Department of Anesthesiology, Nippon Medical School, Tokyo, Japan.
Department of Anesthesiology, Nippon Medical School, Tokyo, Japan.
J Cardiothorac Vasc Anesth. 2021 Oct;35(10):3042-3044. doi: 10.1053/j.jvca.2020.11.063. Epub 2020 Dec 2.

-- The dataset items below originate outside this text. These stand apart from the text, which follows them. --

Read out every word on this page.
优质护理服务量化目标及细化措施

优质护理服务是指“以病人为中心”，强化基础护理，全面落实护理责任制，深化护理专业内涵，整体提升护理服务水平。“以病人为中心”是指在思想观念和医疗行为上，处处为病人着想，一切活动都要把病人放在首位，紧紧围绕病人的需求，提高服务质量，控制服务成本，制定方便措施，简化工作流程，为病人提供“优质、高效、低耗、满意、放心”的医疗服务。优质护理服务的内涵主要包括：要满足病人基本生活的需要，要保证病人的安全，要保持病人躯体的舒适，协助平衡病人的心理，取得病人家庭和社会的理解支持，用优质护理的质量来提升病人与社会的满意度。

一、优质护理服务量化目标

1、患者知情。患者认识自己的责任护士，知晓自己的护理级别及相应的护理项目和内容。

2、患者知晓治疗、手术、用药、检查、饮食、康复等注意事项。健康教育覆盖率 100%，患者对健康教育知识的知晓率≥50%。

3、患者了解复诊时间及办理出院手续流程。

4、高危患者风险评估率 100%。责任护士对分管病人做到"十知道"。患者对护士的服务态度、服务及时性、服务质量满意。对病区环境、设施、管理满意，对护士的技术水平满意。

Budd-Chiari syndrome (BCS) is a rare congestive hepatopathy arising from hepatic venous outflow obstruction. The clinical presentation of BCS varies depending on the presence of collateral veins. The authors report a rare case of infective endocarditis and chronic primary BCS in a 50-year-old man who underwent open cardiac surgery. Due to the presence of dilated collateral veins flowing directly into the inferior vena cava, cardiopulmonary bypass was established by arterial cannulation of the ascending aorta, with venous cannulation of the upper portion of the superior vena cava, as well as the dilated collateral vein. Mitral valve replacement and tricuspid valvuloplasty were performed uneventfully, and the patient then was admitted to the intensive care unit. Patients with primary BCS need to be evaluated rigorously preoperatively and intraoperatively for collateral flow to establish cardiopulmonary bypass.
布加综合征(BCS)是一种罕见的充血性肝疾病,由肝静脉流出道阻塞引起。BCS 的临床表现取决于侧支静脉的存在。作者报告了一例罕见的感染性心内膜炎和慢性原发性 BCS 病例,患者为 50 岁男性,曾接受过心脏直视手术。由于存在直接流入下腔静脉的扩张侧支静脉,升主动脉动脉插管,上腔静脉上部和扩张的侧支静脉静脉插管建立体外循环。二尖瓣置换和三尖瓣成形术顺利进行,然后患者被收入重症监护病房。原发性 BCS 患者需要在术前和术中对侧支血流进行严格评估,以建立体外循环。